The Royal Photographic Society’s 157th International Print Exhibition has gone on display at Banbury Museum, in Oxfordshire. The exhibition is made up of 100 colour and black and white photographs taken by over 90 photographers, from around 25 countries across the world.
It is a show of human life, the natural world and the animal kingdom. Each print conveys a potential story that may take you to a new or different place, or one that strongly resonates.
The exhibition is based on the RPS’s annual open photography competition that first took place in 1854.
With technical precision already established, depth of story can drive events like this. Undoubtedly each photograph captures a moment from a real story, but each one but might also construct a different or deeper one for every observer.
Camargue Horse Rearing by Jane M Lines of the UK depicts the energy and physical power of a horse that could almost charge out of the frame. It shows a power and wildness of the Camargue Horse – a semi-wild breed from the south of France – and the control and concentration of the accompanying horsewoman, as they plough through marshy water. The shot holds fast the forceful movement of the Camargue, the steadfastness of the rider and the animation of the water.
There is some contrast and contradiction throughout the exhibition. Some of the prints depict community as central, while in others it is seemingly absent. Sometimes there is energetic life in full and other-times it appears to have been sapped. A common thread throughout is a sense of what was, what is or what could be. Sometimes melancholy protrudes, sometimes it is more acceptance or joy.
Some of the photographs convey a quiet willpower.
Nzigire, Chicken Trader by Carol Allen Storey of the UK shows a Congolese woman – a chicken seller who dreams of how her trade might develop. The View to Yourself – Dani by Nadja Pollack of the Netherlands shows an “interpretation of self-confidence”. It is almost Vermeer-esque in composition and pose, capturing a neutral facial expression yet knowing eyes.
Hamish Scott-Brown of the UK shows his black and white print of Men on a Bench. I don’t know the photographer or the two men on the bench, and have never been to Northern Romania where the photograph was taken. Yet the scene evokes something strangely, albeit mistakenly, familiar to me. For in a box of old family photos, I too have a black and white photograph of two men of mature years sitting outside on a bench. Likewise one is slender and the other is less so. They too are behatted. All seem self-controlled and self-contained. Yet the one in my box was taken many decades ago and in a different country.
This exhibition has the ability to take you intensely across space, experience and maybe time. Print after print weaves around the neat exhibition space from the candid, the portrait and the posed.

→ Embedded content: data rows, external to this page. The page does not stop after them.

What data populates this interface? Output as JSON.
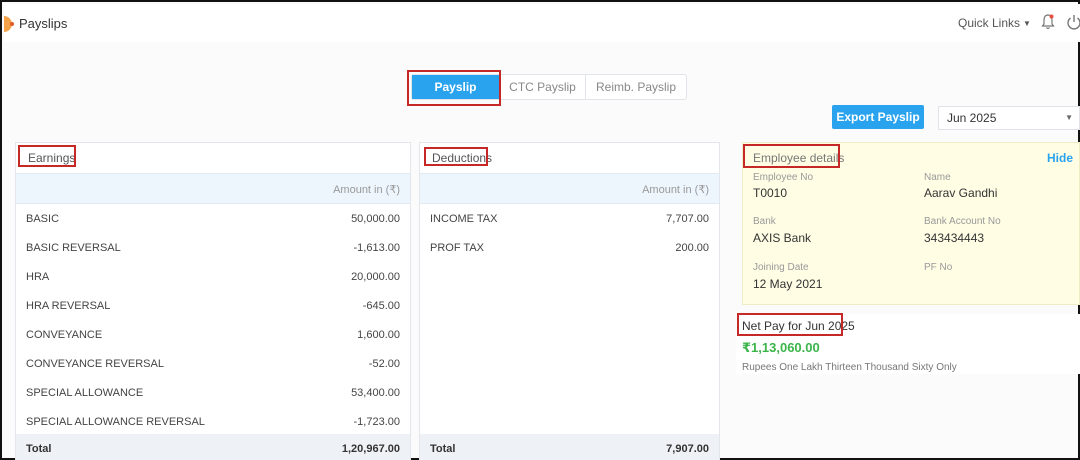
{
  "app": {
    "title": "Payslips"
  },
  "header": {
    "quick_links": "Quick Links"
  },
  "tabs": [
    {
      "label": "Payslip",
      "active": true
    },
    {
      "label": "CTC Payslip",
      "active": false
    },
    {
      "label": "Reimb. Payslip",
      "active": false
    }
  ],
  "toolbar": {
    "export_label": "Export Payslip",
    "period": "Jun 2025"
  },
  "earnings": {
    "title": "Earnings",
    "amount_header": "Amount in (₹)",
    "rows": [
      {
        "label": "BASIC",
        "amount": "50,000.00"
      },
      {
        "label": "BASIC REVERSAL",
        "amount": "-1,613.00"
      },
      {
        "label": "HRA",
        "amount": "20,000.00"
      },
      {
        "label": "HRA REVERSAL",
        "amount": "-645.00"
      },
      {
        "label": "CONVEYANCE",
        "amount": "1,600.00"
      },
      {
        "label": "CONVEYANCE REVERSAL",
        "amount": "-52.00"
      },
      {
        "label": "SPECIAL ALLOWANCE",
        "amount": "53,400.00"
      },
      {
        "label": "SPECIAL ALLOWANCE REVERSAL",
        "amount": "-1,723.00"
      }
    ],
    "total_label": "Total",
    "total": "1,20,967.00"
  },
  "deductions": {
    "title": "Deductions",
    "amount_header": "Amount in (₹)",
    "rows": [
      {
        "label": "INCOME TAX",
        "amount": "7,707.00"
      },
      {
        "label": "PROF TAX",
        "amount": "200.00"
      }
    ],
    "total_label": "Total",
    "total": "7,907.00"
  },
  "employee": {
    "title": "Employee details",
    "hide_label": "Hide",
    "employee_no_label": "Employee No",
    "employee_no": "T0010",
    "name_label": "Name",
    "name": "Aarav Gandhi",
    "bank_label": "Bank",
    "bank": "AXIS Bank",
    "bank_account_label": "Bank Account No",
    "bank_account": "343434443",
    "joining_label": "Joining Date",
    "joining": "12 May 2021",
    "pf_label": "PF No"
  },
  "netpay": {
    "title": "Net Pay for Jun 2025",
    "amount": "₹1,13,060.00",
    "words": "Rupees One Lakh Thirteen Thousand Sixty Only"
  },
  "colors": {
    "accent": "#2aa3ef",
    "positive": "#3bb54a",
    "highlight": "#c62828"
  }
}
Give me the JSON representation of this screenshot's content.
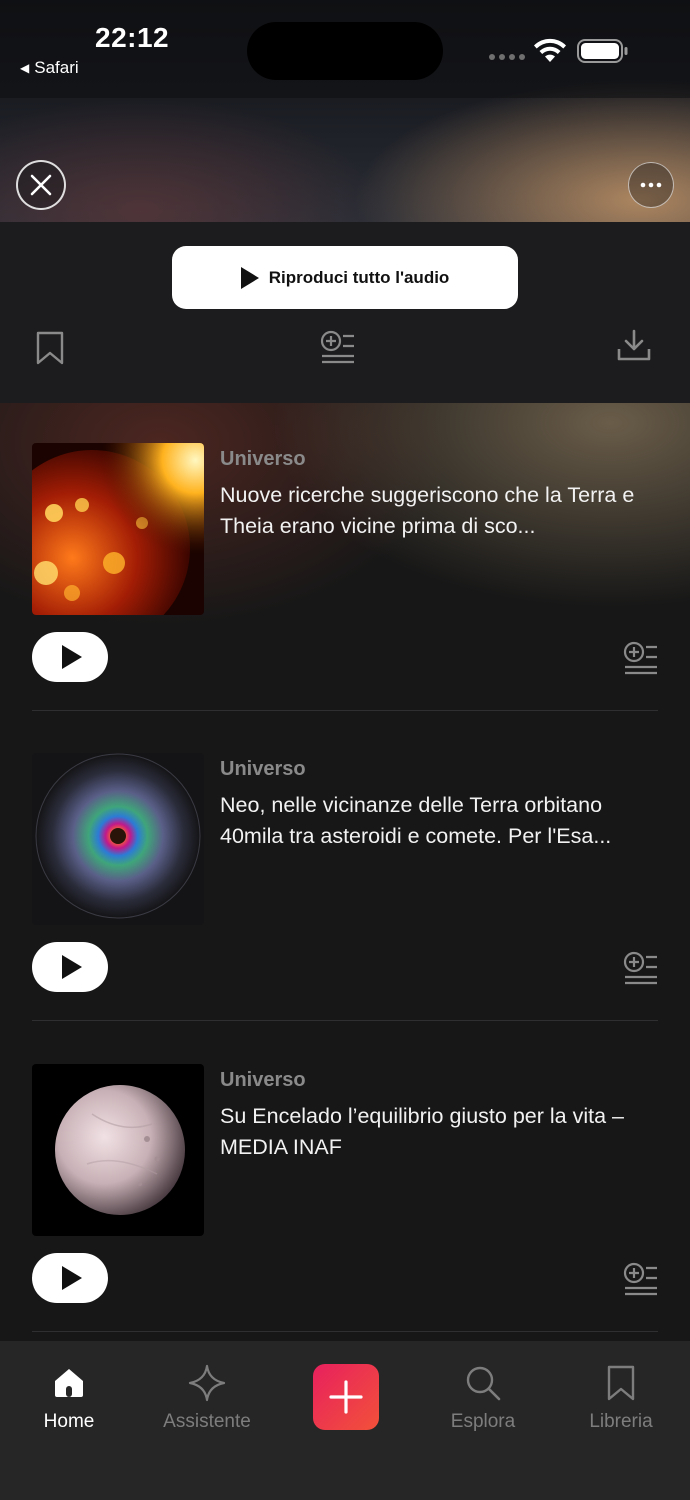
{
  "status_bar": {
    "time": "22:12",
    "back_label": "Safari"
  },
  "header": {
    "close_icon": "close-icon",
    "more_icon": "more-icon"
  },
  "actions": {
    "play_all_label": "Riproduci tutto l'audio",
    "bookmark_icon": "bookmark-icon",
    "queue_icon": "add-to-queue-icon",
    "download_icon": "download-icon"
  },
  "articles": [
    {
      "category": "Universo",
      "title": "Nuove ricerche suggeriscono che la Terra e Theia erano vicine prima di sco...",
      "thumbnail": "molten-planet"
    },
    {
      "category": "Universo",
      "title": "Neo, nelle vicinanze delle Terra orbitano 40mila tra asteroidi e comete. Per l'Esa...",
      "thumbnail": "asteroid-map"
    },
    {
      "category": "Universo",
      "title": "Su Encelado l’equilibrio giusto per la vita – MEDIA INAF",
      "thumbnail": "enceladus-moon"
    }
  ],
  "tabbar": {
    "home": "Home",
    "assistant": "Assistente",
    "explore": "Esplora",
    "library": "Libreria",
    "active_tab": "home"
  },
  "colors": {
    "background": "#151515",
    "tabbar": "#262626",
    "fab_start": "#e8205e",
    "fab_end": "#f2513a",
    "muted_text": "#8a8a8a"
  }
}
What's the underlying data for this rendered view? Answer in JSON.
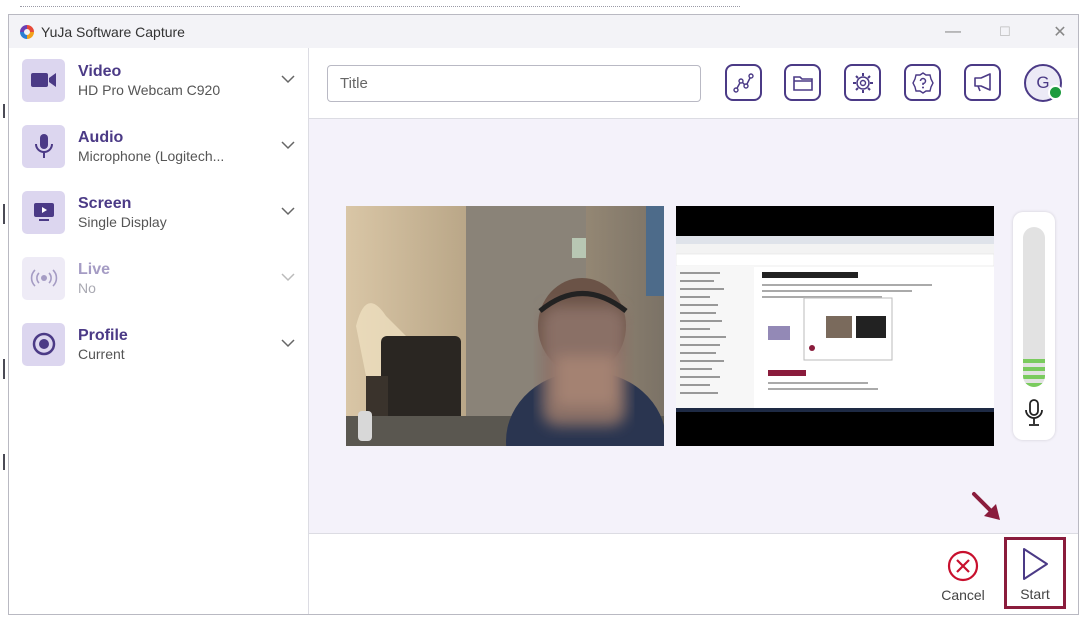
{
  "window": {
    "title": "YuJa Software Capture",
    "minimize_glyph": "—",
    "maximize_glyph": "☐",
    "close_glyph": "✕"
  },
  "sources": [
    {
      "title": "Video",
      "subtitle": "HD Pro Webcam C920",
      "icon": "video-camera-icon",
      "enabled": true
    },
    {
      "title": "Audio",
      "subtitle": "Microphone (Logitech...",
      "icon": "microphone-icon",
      "enabled": true
    },
    {
      "title": "Screen",
      "subtitle": "Single Display",
      "icon": "monitor-play-icon",
      "enabled": true
    },
    {
      "title": "Live",
      "subtitle": "No",
      "icon": "broadcast-icon",
      "enabled": false
    },
    {
      "title": "Profile",
      "subtitle": "Current",
      "icon": "profile-circle-icon",
      "enabled": true
    }
  ],
  "toolbar": {
    "title_placeholder": "Title",
    "buttons": [
      "analytics-icon",
      "folder-icon",
      "settings-icon",
      "help-icon",
      "announcement-icon"
    ],
    "avatar_initial": "G",
    "status_color": "#1e9b3f"
  },
  "preview": {
    "audio_level_bars_lit": 4
  },
  "actions": {
    "cancel_label": "Cancel",
    "start_label": "Start"
  },
  "colors": {
    "accent": "#4b3a86",
    "icon_bg": "#dcd6ef",
    "highlight": "#8a1c3c",
    "cancel_red": "#c8102e",
    "meter_green": "#7acb5e"
  }
}
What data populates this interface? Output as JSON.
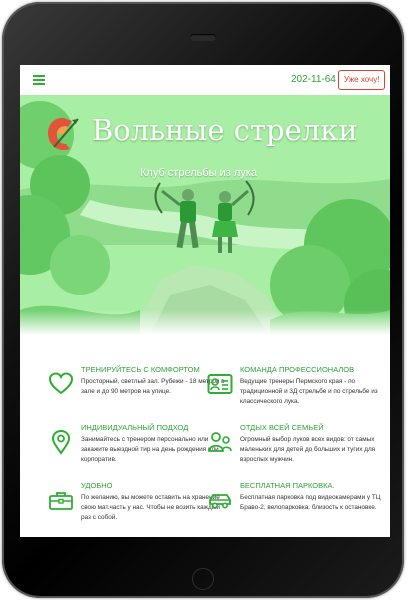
{
  "header": {
    "phone": "202-11-64",
    "cta_label": "Уже хочу!"
  },
  "hero": {
    "title": "Вольные стрелки",
    "subtitle": "Клуб стрельбы из лука"
  },
  "features": [
    {
      "icon": "heart-icon",
      "title": "ТРЕНИРУЙТЕСЬ С КОМФОРТОМ",
      "text": "Просторный, светлый зал. Рубежи - 18 метров в зале и до 90 метров на улице."
    },
    {
      "icon": "id-card-icon",
      "title": "КОМАНДА ПРОФЕССИОНАЛОВ",
      "text": "Ведущие тренеры Пермского края - по традиционной и 3Д стрельбе и по стрельбе из классического лука."
    },
    {
      "icon": "location-pin-icon",
      "title": "ИНДИВИДУАЛЬНЫЙ ПОДХОД",
      "text": "Занимайтесь с тренером персонально или закажите выездной тир на день рождения или корпоратив."
    },
    {
      "icon": "family-icon",
      "title": "ОТДЫХ ВСЕЙ СЕМЬЕЙ",
      "text": "Огромный выбор луков всех видов: от самых маленьких для детей до больших и тугих для взрослых мужчин."
    },
    {
      "icon": "toolbox-icon",
      "title": "УДОБНО",
      "text": "По желанию, вы можете оставить на хранение свою мат.часть у нас. Чтобы не возить каждый раз с собой."
    },
    {
      "icon": "car-icon",
      "title": "БЕСПЛАТНАЯ ПАРКОВКА.",
      "text": "Бесплатная парковка под видеокамерами у ТЦ Браво-2, велопарковка. близость к остановке."
    }
  ],
  "colors": {
    "accent_green": "#2fae34",
    "cta_red": "#e0402e",
    "hero_tint": "#9be99a"
  }
}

Nearly 2000 photographers entered the 157th competition and the Gold, Silver and Bronze were awarded to photographers from Germany, the UK and USA. The winning prints are given a central place in the display.
Banbury Museum is hosting the exhibition until 10 January 2015, which is part of an ongoing tour to the Royal Albert Hall in London, Stafford and Belfast from mid-January to the end of June 2015.